Sometimes logic needs to be shared between reactions. In this case, methods can be used to implement the shared logic, and these methods can then be called from reaction bodies. A method declaration has one of the forms:

method <name>() {= ... =} method <name>():<type> {= ... =} method <name>(<argument_name>:<type>, ...) {= ... =} method <name>(<argument_name>:<type>, ...):<type> {= ... =}

The first form defines a method with no arguments and no return value. The second form defines a method with the return type <type> but no arguments. The third form defines a method with a comma-separated list of arguments given by their name and type, but without a return value.
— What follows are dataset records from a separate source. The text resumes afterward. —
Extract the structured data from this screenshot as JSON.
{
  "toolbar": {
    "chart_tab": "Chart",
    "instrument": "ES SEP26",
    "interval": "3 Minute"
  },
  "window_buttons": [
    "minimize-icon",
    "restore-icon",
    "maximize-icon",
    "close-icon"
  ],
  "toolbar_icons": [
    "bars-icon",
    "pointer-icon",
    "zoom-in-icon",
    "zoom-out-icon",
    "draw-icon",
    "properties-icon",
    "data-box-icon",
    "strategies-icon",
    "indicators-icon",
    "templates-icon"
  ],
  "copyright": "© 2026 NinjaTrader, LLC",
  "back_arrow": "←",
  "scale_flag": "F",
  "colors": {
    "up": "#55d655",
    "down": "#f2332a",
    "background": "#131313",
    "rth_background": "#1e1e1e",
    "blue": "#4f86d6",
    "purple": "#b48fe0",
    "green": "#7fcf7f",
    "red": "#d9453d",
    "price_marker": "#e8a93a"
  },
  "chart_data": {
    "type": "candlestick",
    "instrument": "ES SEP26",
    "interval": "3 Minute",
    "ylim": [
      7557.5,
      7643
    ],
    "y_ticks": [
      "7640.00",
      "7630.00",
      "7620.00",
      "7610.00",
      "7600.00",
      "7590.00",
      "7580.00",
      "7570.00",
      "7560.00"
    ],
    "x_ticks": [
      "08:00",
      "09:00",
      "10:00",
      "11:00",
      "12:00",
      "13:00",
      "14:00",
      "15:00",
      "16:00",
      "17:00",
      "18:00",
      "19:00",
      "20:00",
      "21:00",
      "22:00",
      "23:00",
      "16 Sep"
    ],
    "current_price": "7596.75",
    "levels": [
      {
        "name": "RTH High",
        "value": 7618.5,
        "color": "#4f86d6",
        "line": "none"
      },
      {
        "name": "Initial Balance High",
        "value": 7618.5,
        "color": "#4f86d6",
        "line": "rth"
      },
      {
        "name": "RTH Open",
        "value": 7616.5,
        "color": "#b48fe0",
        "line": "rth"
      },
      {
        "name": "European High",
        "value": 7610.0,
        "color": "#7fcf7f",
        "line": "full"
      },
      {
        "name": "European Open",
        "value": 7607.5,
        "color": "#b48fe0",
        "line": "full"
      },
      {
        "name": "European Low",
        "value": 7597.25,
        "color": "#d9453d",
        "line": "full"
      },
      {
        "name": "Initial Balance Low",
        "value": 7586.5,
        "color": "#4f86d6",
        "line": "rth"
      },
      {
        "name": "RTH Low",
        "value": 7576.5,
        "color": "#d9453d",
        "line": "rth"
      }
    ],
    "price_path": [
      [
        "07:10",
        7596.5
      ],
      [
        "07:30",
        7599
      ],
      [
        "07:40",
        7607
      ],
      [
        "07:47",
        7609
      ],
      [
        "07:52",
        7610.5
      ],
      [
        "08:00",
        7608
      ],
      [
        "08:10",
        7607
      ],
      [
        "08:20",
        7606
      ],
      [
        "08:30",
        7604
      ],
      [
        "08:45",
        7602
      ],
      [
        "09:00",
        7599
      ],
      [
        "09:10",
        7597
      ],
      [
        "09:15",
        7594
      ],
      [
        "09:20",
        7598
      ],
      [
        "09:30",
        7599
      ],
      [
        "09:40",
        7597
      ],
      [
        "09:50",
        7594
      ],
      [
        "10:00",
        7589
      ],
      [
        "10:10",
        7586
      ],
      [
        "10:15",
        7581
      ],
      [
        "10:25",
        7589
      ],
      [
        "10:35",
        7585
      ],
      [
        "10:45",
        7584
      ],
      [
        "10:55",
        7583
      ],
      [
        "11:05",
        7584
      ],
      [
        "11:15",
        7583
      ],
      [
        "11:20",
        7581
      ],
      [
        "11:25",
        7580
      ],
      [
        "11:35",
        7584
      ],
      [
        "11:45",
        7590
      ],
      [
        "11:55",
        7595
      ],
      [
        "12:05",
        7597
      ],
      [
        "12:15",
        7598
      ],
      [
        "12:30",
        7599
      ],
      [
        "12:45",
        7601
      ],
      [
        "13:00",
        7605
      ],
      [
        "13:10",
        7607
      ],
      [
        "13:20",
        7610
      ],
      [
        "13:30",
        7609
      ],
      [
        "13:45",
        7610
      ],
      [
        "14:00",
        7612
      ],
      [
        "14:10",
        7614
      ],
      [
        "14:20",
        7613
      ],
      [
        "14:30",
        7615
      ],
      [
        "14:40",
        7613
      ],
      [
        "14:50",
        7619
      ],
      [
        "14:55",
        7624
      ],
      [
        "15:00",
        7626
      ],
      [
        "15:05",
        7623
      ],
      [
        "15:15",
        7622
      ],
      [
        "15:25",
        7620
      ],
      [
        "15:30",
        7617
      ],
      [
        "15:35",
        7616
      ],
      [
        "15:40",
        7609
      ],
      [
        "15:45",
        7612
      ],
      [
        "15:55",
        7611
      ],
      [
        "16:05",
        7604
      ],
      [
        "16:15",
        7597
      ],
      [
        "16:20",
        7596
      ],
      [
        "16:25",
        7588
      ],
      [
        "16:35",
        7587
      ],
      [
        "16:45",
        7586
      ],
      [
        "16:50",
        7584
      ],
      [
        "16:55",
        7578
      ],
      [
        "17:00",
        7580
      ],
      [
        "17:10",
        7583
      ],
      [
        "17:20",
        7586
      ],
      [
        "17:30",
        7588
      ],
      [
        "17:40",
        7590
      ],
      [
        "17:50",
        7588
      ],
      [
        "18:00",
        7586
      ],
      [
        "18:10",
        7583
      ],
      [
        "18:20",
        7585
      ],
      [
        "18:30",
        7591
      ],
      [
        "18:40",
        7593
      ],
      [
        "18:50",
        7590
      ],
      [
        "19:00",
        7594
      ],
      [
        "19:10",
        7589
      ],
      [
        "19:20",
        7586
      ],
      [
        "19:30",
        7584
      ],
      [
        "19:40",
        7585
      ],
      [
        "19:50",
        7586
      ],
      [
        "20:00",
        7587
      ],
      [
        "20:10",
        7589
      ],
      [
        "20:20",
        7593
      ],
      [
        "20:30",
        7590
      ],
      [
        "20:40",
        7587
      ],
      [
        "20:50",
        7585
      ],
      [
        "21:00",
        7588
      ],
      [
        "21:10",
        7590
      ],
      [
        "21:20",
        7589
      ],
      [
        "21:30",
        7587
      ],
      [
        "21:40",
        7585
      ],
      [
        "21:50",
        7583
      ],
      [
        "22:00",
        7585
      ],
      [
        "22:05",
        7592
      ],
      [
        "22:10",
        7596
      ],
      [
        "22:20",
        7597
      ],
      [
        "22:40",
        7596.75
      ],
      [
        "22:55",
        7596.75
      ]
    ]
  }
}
Finally, the fourth form is similar to the third, but adds a return type.

cpp

Sometimes logic needs to be shared between reactions. In this case, methods can be used to implement the shared logic, and these methods can then be called from reaction bodies. A method declaration has one of the forms:

method <name>() {= ... =} method <name>():<type> {= ... =} method <name>(<argument_name>:<type>, ...) {= ... =} method <name>(<argument_name>:<type>, ...):<type> {= ... =}

The first form defines a method with no arguments and no return value. The second form defines a method with the return type <type> but no arguments. The third form defines a method with a comma-separated list of arguments given by their name and type, but without a return value. Finally, the fourth form is similar to the third, but adds a return type.

py

A method declaration has the forms:

method <name>() {= ... =}

The method keyword can optionally be prefixed with the const qualifier, which indicates that the method has only read access to the reactor's state.
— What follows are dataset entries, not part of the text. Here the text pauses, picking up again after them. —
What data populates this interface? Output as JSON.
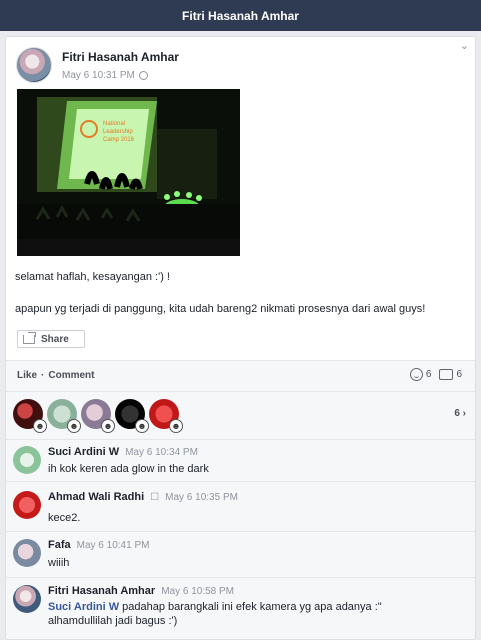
{
  "header": {
    "title": "Fitri Hasanah Amhar"
  },
  "post": {
    "author": "Fitri Hasanah Amhar",
    "time": "May 6 10:31 PM",
    "caption_line1": "selamat haflah, kesayangan :') !",
    "caption_line2": "apapun yg terjadi di panggung, kita udah bareng2 nikmati prosesnya dari awal guys!",
    "share_label": "Share",
    "photo_screen_text": "National Leadership Camp 2016"
  },
  "actions": {
    "like": "Like",
    "dot": "·",
    "comment": "Comment",
    "reactions_count": "6",
    "comments_count": "6"
  },
  "likers": {
    "count": "6 ›"
  },
  "comments": [
    {
      "name": "Suci Ardini W",
      "time": "May 6 10:34 PM",
      "text": "ih kok keren ada glow in the dark"
    },
    {
      "name": "Ahmad Wali Radhi",
      "badge": "☐",
      "time": "May 6 10:35 PM",
      "text": "kece2."
    },
    {
      "name": "Fafa",
      "time": "May 6 10:41 PM",
      "text": "wiiih"
    },
    {
      "name": "Fitri Hasanah Amhar",
      "time": "May 6 10:58 PM",
      "tag": "Suci Ardini W",
      "text": "padahap barangkali ini efek kamera yg apa adanya :\"",
      "text2": " alhamdullilah jadi bagus :')"
    }
  ],
  "icons": {
    "globe": "globe-icon",
    "share": "share-icon",
    "reaction": "smile-icon",
    "comment": "comment-icon",
    "chevron": "chevron-down-icon"
  }
}
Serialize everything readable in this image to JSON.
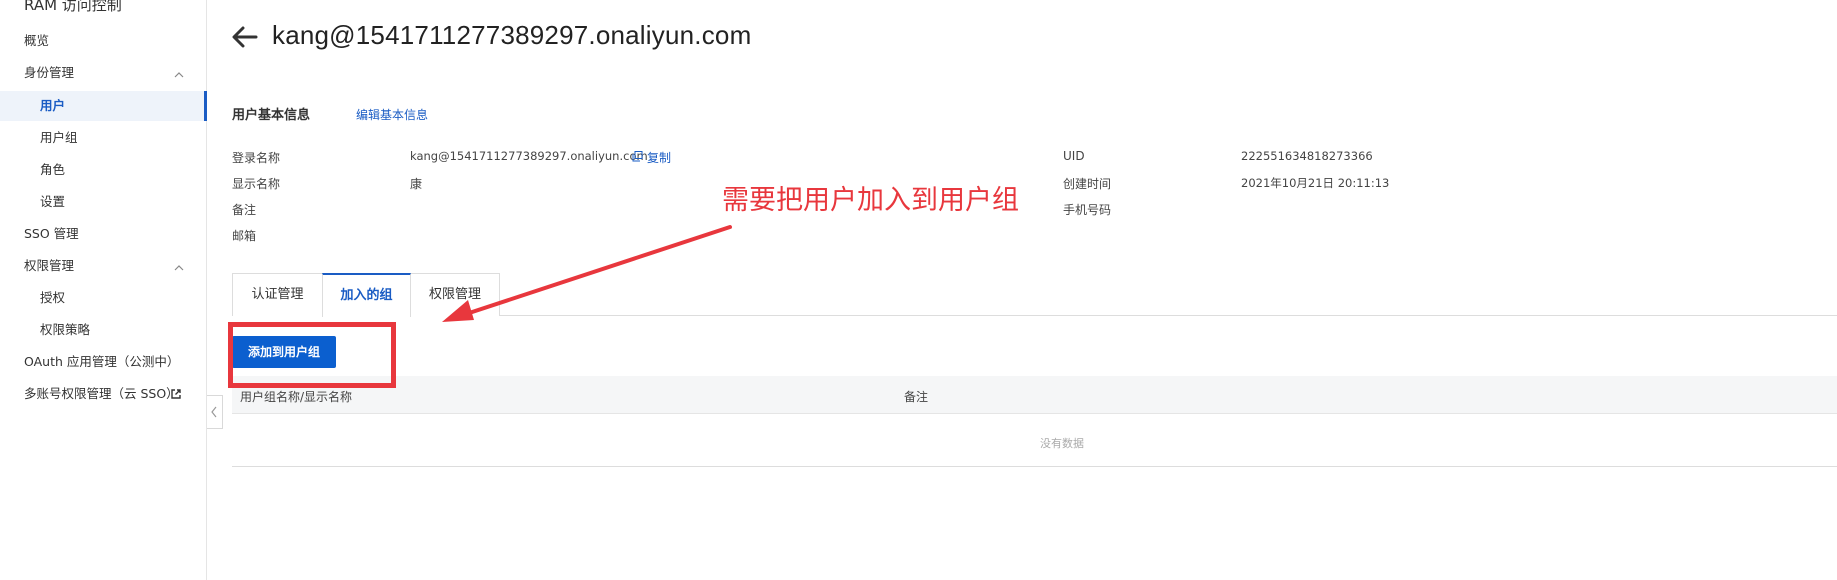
{
  "sidebar": {
    "title": "RAM 访问控制",
    "items": [
      {
        "label": "概览"
      },
      {
        "label": "身份管理"
      },
      {
        "label": "用户"
      },
      {
        "label": "用户组"
      },
      {
        "label": "角色"
      },
      {
        "label": "设置"
      },
      {
        "label": "SSO 管理"
      },
      {
        "label": "权限管理"
      },
      {
        "label": "授权"
      },
      {
        "label": "权限策略"
      },
      {
        "label": "OAuth 应用管理（公测中）"
      },
      {
        "label": "多账号权限管理（云 SSO）"
      }
    ]
  },
  "header": {
    "title": "kang@1541711277389297.onaliyun.com"
  },
  "basic_info": {
    "title": "用户基本信息",
    "edit_link": "编辑基本信息",
    "fields_left": [
      {
        "label": "登录名称",
        "value": "kang@1541711277389297.onaliyun.com"
      },
      {
        "label": "显示名称",
        "value": "康"
      },
      {
        "label": "备注",
        "value": ""
      },
      {
        "label": "邮箱",
        "value": ""
      }
    ],
    "copy_label": "复制",
    "fields_right": [
      {
        "label": "UID",
        "value": "222551634818273366"
      },
      {
        "label": "创建时间",
        "value": "2021年10月21日 20:11:13"
      },
      {
        "label": "手机号码",
        "value": ""
      }
    ]
  },
  "tabs": [
    {
      "label": "认证管理"
    },
    {
      "label": "加入的组"
    },
    {
      "label": "权限管理"
    }
  ],
  "actions": {
    "add_to_group": "添加到用户组"
  },
  "table": {
    "columns": [
      "用户组名称/显示名称",
      "备注"
    ],
    "empty_text": "没有数据"
  },
  "annotation": {
    "text": "需要把用户加入到用户组"
  },
  "colors": {
    "accent": "#1a5cc4",
    "primary_button": "#0b5fcf",
    "annotation": "#e8373d"
  }
}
Methods are particularly useful in reactors that need to perform certain operations on state variables and/or parameters that are shared between reactions or that are too complex to be implemented in a single reaction. Analogous to class methods, methods in LF can access all state variables and parameters, and can be invoked from all reaction bodies or from other methods. Methods may also recursively invoke themselves. Consider the following example:

c

target C main reactor Methods { state foo: int = 2 method getFoo(): int {= return self->foo; =} method add(x: int) {= self->foo += x; =} reaction(startup) {= lf_print("Foo is initialized to %d", getFoo()); add(40); lf_print("2 + 40 = %d", getFoo()); =} }

cpp

target Cpp main reactor Methods { state foo: int(2) const method getFoo(): int {= return foo; =} method add(x: int) {= foo += x; =} reaction(startup) {= std::cout << "Foo is initialized to " << getFoo() << '\n'; add(40); std::cout << "2 + 40 = " << getFoo() << '\n'; =} }

py

target Python main reactor Methods { state foo = 2 method getFoo() {= return self.foo =} method add(x) {= self.foo += x =} reaction(startup) {= print(f"Foo is initialized to {self.getFoo()}.") self.add(40) print(f"2 + 40 = {self.getFoo()}.") =} }

This reactor defines two methods getFoo and add.
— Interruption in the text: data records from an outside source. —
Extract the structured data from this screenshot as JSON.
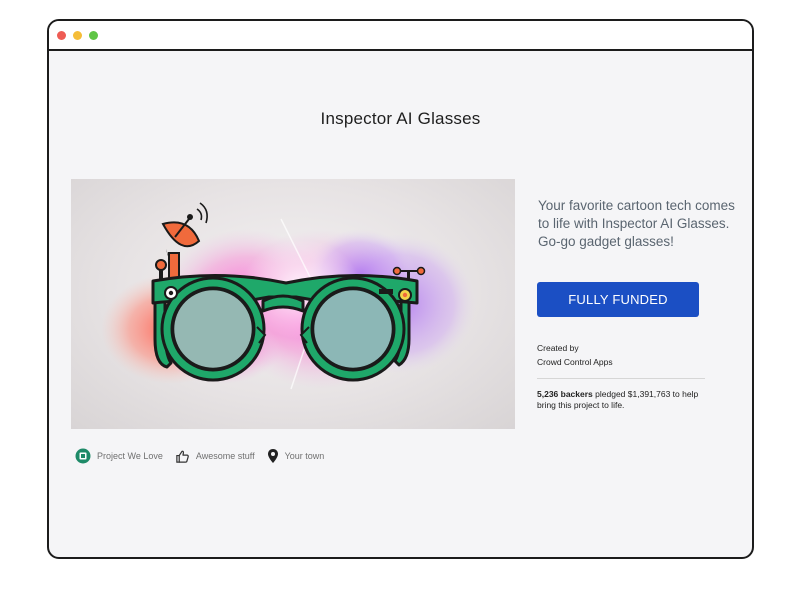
{
  "window": {
    "buttons": [
      "close",
      "minimize",
      "maximize"
    ]
  },
  "project": {
    "title": "Inspector AI Glasses",
    "description": "Your favorite cartoon tech comes to life with Inspector AI Glasses. Go-go gadget glasses!",
    "status_button": "FULLY FUNDED",
    "created_by_label": "Created by",
    "creator": "Crowd Control Apps",
    "backers": "5,236 backers",
    "pledge_text": "pledged $1,391,763 to help bring this project to life."
  },
  "meta": [
    {
      "label": "Project We Love",
      "icon": "project-we-love-icon"
    },
    {
      "label": "Awesome stuff",
      "icon": "thumbs-up-icon"
    },
    {
      "label": "Your town",
      "icon": "location-pin-icon"
    }
  ],
  "colors": {
    "accent": "#1b4fc4",
    "glasses": "#1fa86a",
    "badge": "#1e8a68"
  }
}
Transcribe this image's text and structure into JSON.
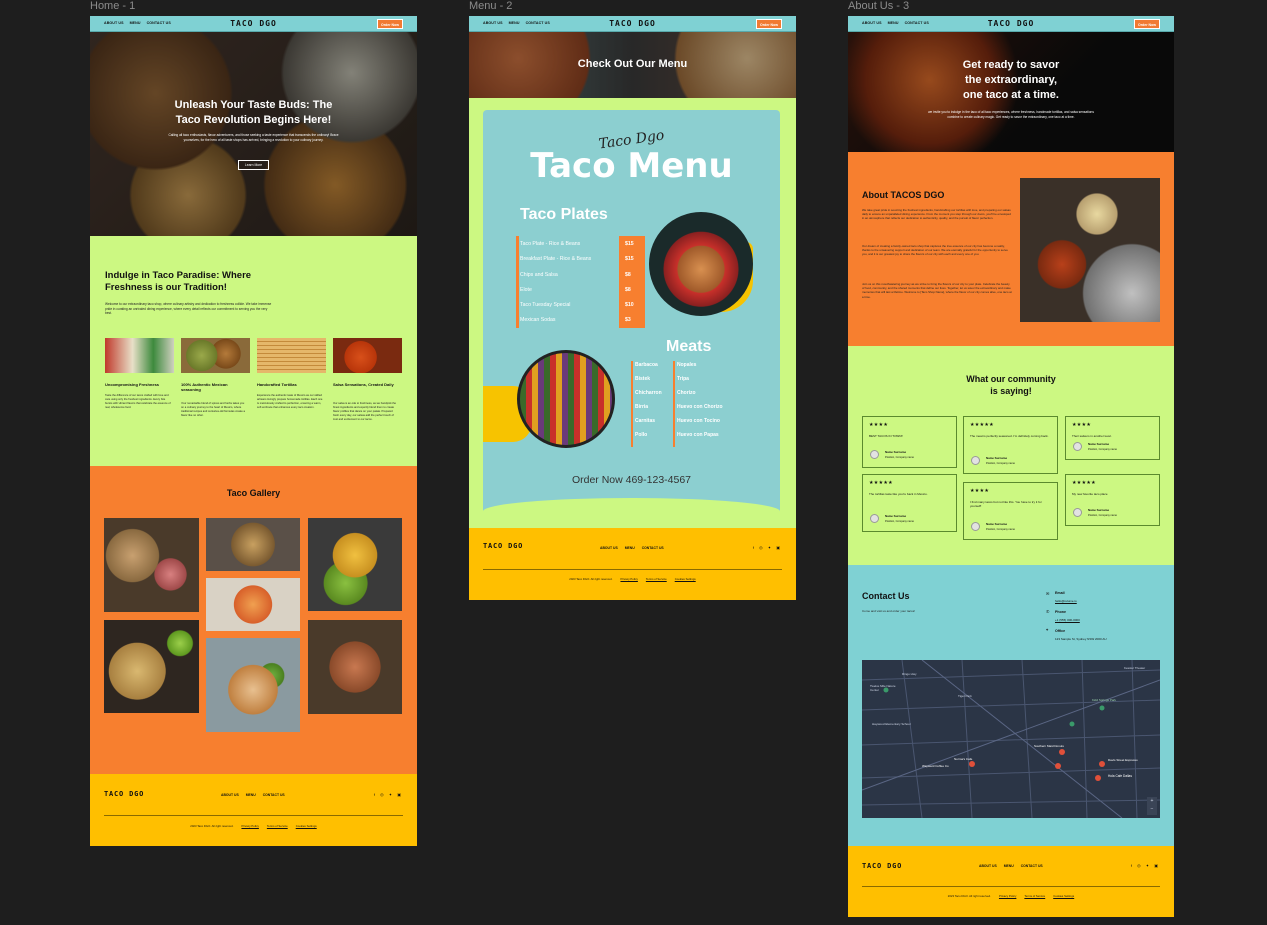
{
  "frames": {
    "home": "Home - 1",
    "menu": "Menu - 2",
    "about": "About Us - 3"
  },
  "nav": {
    "about": "ABOUT US",
    "menu": "MENU",
    "contact": "CONTACT US",
    "logo": "TACO DGO",
    "order": "Order Now"
  },
  "home": {
    "hero_title_1": "Unleash Your Taste Buds: The",
    "hero_title_2": "Taco Revolution Begins Here!",
    "hero_text": "Calling all taco enthusiasts, flavor adventurers, and those seeking a taste experience that transcends the ordinary! Brace yourselves, for the hero of all taste shops has arrived, bringing a revolution to your culinary journey.",
    "hero_button": "Learn More",
    "intro_title_1": "Indulge in Taco Paradise: Where",
    "intro_title_2": "Freshness is our Tradition!",
    "intro_text": "Welcome to our extraordinary taco shop, where culinary artistry and dedication to freshness collide. We take immense pride in curating an unrivaled dining experience, where every detail reflects our commitment to serving you the very best.",
    "features": [
      {
        "title": "Uncompromising Freshness",
        "text": "Taste the difference of our tacos crafted with love and care using only the freshest ingredients. Every bite bursts with vibrant flavors that celebrate the essence of real, wholesome food."
      },
      {
        "title": "100% Authentic Mexican seasoning",
        "text": "Your remarkable blend of spices and herbs takes you on a culinary journey to the heart of Mexico, where traditional recipes and centuries-old formulas create a flavor like no other."
      },
      {
        "title": "Handcrafted Tortillas",
        "text": "Experience the authentic taste of Mexico as our skilled artisans lovingly prepare homemade tortillas. Each one is meticulously crafted to perfection, ensuring a warm, soft embrace that enhances every taco creation."
      },
      {
        "title": "Salsa Sensations, Created Daily",
        "text": "Our salsa is an ode to freshness, as we handpick the finest ingredients and expertly blend them to create flavor profiles that dance on your palate. Prepared fresh every day, our salsas add the perfect touch of zest and excitement to our tacos."
      }
    ],
    "gallery_title": "Taco Gallery"
  },
  "menu": {
    "hero_title": "Check Out Our Menu",
    "script": "Taco Dgo",
    "title": "Taco Menu",
    "plates_title": "Taco Plates",
    "plates": [
      {
        "name": "Taco Plate - Rice & Beans",
        "price": "$15"
      },
      {
        "name": "Breakfast Plate - Rice & Beans",
        "price": "$15"
      },
      {
        "name": "Chips and Salsa",
        "price": "$8"
      },
      {
        "name": "Elote",
        "price": "$8"
      },
      {
        "name": "Taco Tuesday Special",
        "price": "$10"
      },
      {
        "name": "Mexican Sodas",
        "price": "$3"
      }
    ],
    "meats_title": "Meats",
    "meats_left": [
      "Barbacoa",
      "Bistek",
      "Chicharron",
      "Birria",
      "Carnitas",
      "Pollo"
    ],
    "meats_right": [
      "Nopales",
      "Tripa",
      "Chorizo",
      "Huevo con Chorizo",
      "Huevo con Tocino",
      "Huevo con Papas"
    ],
    "order": "Order Now 469-123-4567"
  },
  "about": {
    "hero_1": "Get ready to savor",
    "hero_2": "the extraordinary,",
    "hero_3": "one taco at a time.",
    "hero_text": "we invite you to indulge in the taco of all taco experiences, where freshness, handmade tortillas, and salsa sensations combine to create culinary magic. Get ready to savor the extraordinary, one taco at a time.",
    "about_title": "About TACOS DGO",
    "about_p1": "We take great pride in sourcing the freshest ingredients, handcrafting our tortillas with love, and preparing our salsas daily to ensure an unparalleled dining experience. From the moment you step through our doors, you'll be enveloped in an atmosphere that reflects our dedication to authenticity, quality, and the pursuit of flavor perfection.",
    "about_p2": "Our dream of creating a family-owned taco shop that captures the true essence of our city has become a reality, thanks to the unwavering support and dedication of our team. We are eternally grateful for the opportunity to serve you, and it is our greatest joy to share the flavors of our city with each and every one of you.",
    "about_p3": "Join us on this mouthwatering journey as we strive to bring the flavors of our city to your plate. Celebrate the beauty of food, community, and the shared moments that define our lives. Together, let us savor the extraordinary and make memories that will last a lifetime. Welcome to [Taco Shop Name], where the flavor of our city comes alive, one taco at a time.",
    "community_1": "What our community",
    "community_2": "is saying!",
    "reviews": [
      {
        "stars": "★★★★",
        "text": "BEST TACOS IN TOWN!!",
        "name": "Name Surname",
        "pos": "Position, Company name"
      },
      {
        "stars": "★★★★★",
        "text": "The meat is perfectly seasoned. I'm definitely coming back.",
        "name": "Name Surname",
        "pos": "Position, Company name"
      },
      {
        "stars": "★★★★",
        "text": "Their salsa is in another level.",
        "name": "Name Surname",
        "pos": "Position, Company name"
      },
      {
        "stars": "★★★★★",
        "text": "The tortillas taste like you're back in Mexico.",
        "name": "Name Surname",
        "pos": "Position, Company name"
      },
      {
        "stars": "★★★★",
        "text": "I find many tacos but not like this. You have to try it for yourself!",
        "name": "Name Surname",
        "pos": "Position, Company name"
      },
      {
        "stars": "★★★★★",
        "text": "My new favorite taco place",
        "name": "Name Surname",
        "pos": "Position, Company name"
      }
    ],
    "contact_title": "Contact Us",
    "contact_text": "Come and visit us and order your tacos!",
    "email_label": "Email",
    "email": "hello@relume.io",
    "phone_label": "Phone",
    "phone": "+1 (555) 000-0000",
    "office_label": "Office",
    "office": "123 Sample St, Sydney NSW 2000 AU",
    "map_labels": [
      "Ringo Hwy",
      "Twelve Mile Nature Center",
      "Tiger Park",
      "Haywood Elementary School",
      "Southern Maid Donuts",
      "Norma's Cafe",
      "Wayward Coffee Co",
      "Hola Cafe Dallas",
      "Davis Street Espresso",
      "Kidd Springs Park",
      "Kessler Theater"
    ]
  },
  "footer": {
    "logo": "TACO DGO",
    "about": "ABOUT US",
    "menu": "MENU",
    "contact": "CONTACT US",
    "social": "f ◎ ✦ ▣",
    "copyright": "2023 Taco DGO. All right reserved.",
    "privacy": "Privacy Policy",
    "terms": "Terms of Service",
    "cookies": "Cookies Settings"
  }
}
getFoo is qualified as a const method, which indicates that it has read-only access to the state variables. This is directly translated to a C++ const method in the code generation process.

The getFoo method receives no arguments and returns an integer (int) indicating the current value of the foo state variable. The add method returns nothing (void) and receives one integer argument, which it uses to increment foo. Both methods are visible in all reactions of the reactor. In this example, the reaction to startup calls both methods in order to read and modify its state.